Фрэнк отправился на поиски подходящего парового локомотива, который можно модифицировать, и нашел сборочный локомотив, просто созданный для грузового поезда линии «Парраль», привез его в тупик, где уже ждала бригада — пара старожилов из Касас-Грандес, разделявших веру Магонистов в политику посредством химии и знавших, куда положить несколько связанных шашек и ввинтить взрыватель для пущего эффекта, основные работы закончили за полчаса.
Они ехали впереди другого поезда, который вез солдат, за ними следовала конница, всего восемьсот военных, они следовали на юг, к границе Дуранго. Солнце долбило пустыри бесплодных земель. Проехав приблизительно тридцать миль по железной дороге, между Корралитос и Реллано они наткнулись на бронированный поезд, полный federales, следовавший на север. Поезд за спиной Фрэнка затормозил и остановился, стрелки спрыгнули, конница развернулась на левом и правом флангах. Фрэнк начал замедлять ход своего локомотива, оглянулся и увидел, что Салазар поднял свой меч, а потом опустил его в яркой вспышке пустынного света, цветом напоминавшего белое золото, вспышку почти можно было услышать.

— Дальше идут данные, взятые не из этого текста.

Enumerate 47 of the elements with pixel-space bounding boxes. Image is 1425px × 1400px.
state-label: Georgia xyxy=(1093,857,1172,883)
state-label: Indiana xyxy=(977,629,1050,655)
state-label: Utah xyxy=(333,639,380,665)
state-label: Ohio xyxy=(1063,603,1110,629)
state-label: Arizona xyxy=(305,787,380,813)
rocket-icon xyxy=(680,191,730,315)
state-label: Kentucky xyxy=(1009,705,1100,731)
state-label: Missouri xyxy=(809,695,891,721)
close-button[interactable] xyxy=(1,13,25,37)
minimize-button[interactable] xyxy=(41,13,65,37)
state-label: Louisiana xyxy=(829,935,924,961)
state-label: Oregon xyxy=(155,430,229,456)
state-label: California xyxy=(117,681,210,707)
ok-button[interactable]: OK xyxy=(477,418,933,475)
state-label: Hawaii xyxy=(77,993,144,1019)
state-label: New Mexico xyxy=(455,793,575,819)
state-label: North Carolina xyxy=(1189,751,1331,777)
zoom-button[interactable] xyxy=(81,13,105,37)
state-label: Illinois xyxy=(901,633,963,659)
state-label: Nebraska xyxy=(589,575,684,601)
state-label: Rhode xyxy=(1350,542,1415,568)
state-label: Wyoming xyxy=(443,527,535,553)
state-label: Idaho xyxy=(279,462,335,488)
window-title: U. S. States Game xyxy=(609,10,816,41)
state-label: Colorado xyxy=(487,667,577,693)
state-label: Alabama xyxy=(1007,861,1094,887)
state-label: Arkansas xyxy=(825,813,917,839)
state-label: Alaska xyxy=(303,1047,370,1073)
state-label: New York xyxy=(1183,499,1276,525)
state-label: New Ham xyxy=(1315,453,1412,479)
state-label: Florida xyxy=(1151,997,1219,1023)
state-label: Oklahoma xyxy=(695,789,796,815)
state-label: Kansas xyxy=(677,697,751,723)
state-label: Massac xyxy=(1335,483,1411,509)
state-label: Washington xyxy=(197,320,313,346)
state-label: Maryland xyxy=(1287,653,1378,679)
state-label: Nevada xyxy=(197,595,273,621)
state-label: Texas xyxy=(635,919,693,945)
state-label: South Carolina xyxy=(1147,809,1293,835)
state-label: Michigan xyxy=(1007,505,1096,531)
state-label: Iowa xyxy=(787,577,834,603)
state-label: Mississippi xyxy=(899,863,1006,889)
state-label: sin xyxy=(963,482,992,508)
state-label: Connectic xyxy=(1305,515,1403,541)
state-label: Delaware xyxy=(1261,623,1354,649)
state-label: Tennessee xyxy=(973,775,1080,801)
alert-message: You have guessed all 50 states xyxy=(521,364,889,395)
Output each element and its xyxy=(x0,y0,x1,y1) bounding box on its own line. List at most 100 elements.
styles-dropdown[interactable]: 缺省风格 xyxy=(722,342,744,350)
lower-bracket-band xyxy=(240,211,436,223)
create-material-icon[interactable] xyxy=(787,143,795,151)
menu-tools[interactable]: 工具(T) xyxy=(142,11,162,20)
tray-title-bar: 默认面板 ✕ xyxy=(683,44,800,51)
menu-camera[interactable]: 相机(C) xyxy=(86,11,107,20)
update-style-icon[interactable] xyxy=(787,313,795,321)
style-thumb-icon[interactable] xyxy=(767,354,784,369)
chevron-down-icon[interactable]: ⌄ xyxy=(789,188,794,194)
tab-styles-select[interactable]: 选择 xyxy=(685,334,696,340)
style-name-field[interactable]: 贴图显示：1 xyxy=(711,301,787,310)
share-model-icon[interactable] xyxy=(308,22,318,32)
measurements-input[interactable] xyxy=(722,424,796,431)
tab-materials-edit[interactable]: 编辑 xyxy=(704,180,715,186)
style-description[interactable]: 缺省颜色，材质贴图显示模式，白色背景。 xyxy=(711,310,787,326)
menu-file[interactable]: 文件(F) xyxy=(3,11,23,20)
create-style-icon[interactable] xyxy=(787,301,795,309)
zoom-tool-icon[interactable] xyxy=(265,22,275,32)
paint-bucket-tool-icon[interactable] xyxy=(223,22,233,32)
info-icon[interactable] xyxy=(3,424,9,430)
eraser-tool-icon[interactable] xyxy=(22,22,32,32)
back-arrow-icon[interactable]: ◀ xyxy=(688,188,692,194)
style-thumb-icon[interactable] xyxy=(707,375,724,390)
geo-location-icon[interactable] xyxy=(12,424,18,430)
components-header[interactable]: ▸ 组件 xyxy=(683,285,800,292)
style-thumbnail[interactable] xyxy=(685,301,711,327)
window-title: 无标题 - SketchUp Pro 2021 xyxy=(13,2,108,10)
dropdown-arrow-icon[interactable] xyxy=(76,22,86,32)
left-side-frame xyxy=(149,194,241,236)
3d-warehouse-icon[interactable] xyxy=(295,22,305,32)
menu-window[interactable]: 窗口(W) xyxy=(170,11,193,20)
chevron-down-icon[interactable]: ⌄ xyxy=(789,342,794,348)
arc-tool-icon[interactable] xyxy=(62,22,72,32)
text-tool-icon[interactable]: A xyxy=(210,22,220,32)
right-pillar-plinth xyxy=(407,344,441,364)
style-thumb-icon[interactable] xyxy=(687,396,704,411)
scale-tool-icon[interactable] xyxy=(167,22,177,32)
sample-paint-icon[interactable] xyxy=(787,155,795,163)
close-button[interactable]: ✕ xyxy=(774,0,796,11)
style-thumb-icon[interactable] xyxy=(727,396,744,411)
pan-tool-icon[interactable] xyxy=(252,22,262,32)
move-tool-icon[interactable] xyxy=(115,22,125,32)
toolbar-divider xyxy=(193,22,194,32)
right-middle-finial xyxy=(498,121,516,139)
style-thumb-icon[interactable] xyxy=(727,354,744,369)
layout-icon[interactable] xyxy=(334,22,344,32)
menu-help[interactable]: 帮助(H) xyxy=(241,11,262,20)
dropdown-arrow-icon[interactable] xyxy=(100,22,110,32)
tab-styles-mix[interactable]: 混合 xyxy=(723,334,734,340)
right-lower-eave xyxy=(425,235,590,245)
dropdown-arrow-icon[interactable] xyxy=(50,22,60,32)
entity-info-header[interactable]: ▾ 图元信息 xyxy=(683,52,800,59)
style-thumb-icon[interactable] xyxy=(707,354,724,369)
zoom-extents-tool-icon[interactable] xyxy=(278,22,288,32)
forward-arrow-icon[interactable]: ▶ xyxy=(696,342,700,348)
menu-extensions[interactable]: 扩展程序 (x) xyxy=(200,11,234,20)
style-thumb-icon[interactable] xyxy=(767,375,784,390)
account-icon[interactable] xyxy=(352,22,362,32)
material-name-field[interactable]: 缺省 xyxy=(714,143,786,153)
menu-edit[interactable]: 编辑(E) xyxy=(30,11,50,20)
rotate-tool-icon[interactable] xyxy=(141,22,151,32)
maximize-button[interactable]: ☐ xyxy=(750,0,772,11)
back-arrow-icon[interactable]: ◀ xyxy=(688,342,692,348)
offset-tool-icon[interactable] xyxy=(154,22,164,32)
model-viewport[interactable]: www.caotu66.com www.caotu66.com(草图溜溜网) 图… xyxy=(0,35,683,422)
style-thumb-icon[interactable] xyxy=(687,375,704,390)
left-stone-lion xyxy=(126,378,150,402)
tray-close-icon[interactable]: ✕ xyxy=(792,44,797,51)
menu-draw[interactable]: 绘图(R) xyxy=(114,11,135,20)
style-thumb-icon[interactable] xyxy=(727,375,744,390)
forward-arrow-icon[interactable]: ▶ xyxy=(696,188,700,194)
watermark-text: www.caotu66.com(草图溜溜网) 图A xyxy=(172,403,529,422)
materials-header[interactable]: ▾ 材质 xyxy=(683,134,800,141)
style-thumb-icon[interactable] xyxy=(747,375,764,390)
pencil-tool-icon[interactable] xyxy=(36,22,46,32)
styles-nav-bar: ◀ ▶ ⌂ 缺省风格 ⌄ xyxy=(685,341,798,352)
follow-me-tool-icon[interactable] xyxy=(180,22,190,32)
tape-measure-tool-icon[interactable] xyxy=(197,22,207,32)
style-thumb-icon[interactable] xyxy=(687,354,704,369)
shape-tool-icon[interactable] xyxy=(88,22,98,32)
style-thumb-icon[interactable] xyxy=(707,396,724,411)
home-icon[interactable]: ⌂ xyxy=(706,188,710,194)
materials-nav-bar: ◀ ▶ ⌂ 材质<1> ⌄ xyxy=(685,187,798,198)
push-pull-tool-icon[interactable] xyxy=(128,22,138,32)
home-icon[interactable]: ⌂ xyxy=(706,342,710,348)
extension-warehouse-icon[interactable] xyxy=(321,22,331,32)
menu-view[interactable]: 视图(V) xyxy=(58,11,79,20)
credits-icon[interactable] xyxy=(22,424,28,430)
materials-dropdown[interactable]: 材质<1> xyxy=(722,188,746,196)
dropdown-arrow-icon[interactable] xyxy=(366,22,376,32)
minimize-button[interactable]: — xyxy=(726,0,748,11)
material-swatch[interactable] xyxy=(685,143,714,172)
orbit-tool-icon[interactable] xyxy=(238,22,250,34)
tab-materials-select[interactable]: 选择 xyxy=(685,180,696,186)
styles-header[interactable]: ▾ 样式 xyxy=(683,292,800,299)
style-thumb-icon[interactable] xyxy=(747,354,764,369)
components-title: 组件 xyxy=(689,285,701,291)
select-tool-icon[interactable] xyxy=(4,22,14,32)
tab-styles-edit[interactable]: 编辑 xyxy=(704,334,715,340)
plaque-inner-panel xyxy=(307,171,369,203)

— 'Andale, muchachos, давайте, ребята, — крикнул Фрэнк, доставая спички и поджигая огнепроводные шнуры. Остальные члены экипажа спрыгнули, подбросив остатки угля и дров, проверив датчики.
— Вы идете, доктор Панчо?
— Я скоро, — ответил Фрэнк.
Он прибавил газу до упора, локомотив начал набирать скорость. Он раскачивался на ступеньке, собираясь спрыгнуть, но тут в его голову пришла некая мысль. Не была ли это «тропа», о которой думал Эль Эспиньеро, эти определенные пол-мили пути, где день вдруг стал внепространственным, ландшафт изменился — больше не было пустынной абстракции карты, была скорость, быстрый поток ветра, запах дыма и пара, время, сущность которого уплотнилась, каждый импульс становился всё быстрее и быстрее, и всё это было абсолютно неотделимо от уверенности Фрэнка: прыгнет он или нет, это уже не имеет значения, он принадлежит тому, что происходит, пронзительному визгу впереди — машинист федерального поезда нажал на паровую сирену, Фрэнк безотчетно ответил своей, две сирены объединились в громком аккорде, заполнившем мгновение, federales в коричневой форме высыпали из своего поезда, обезумевший паровозик охватила исступленная дрожь, клапан регулятора оборотов больше не мог ничего регулировать, откуда-то на слепой скорости вылетел жук, залетел в правую ноздрю Фрэнка и вернул его к реалиям дня. «Дерьмо, — прошептал он и отпустил руку, прыгнул, ударился о землю, вертелся с отчаянной скоростью, не своей, молясь, чтобы снова не сломать ногу.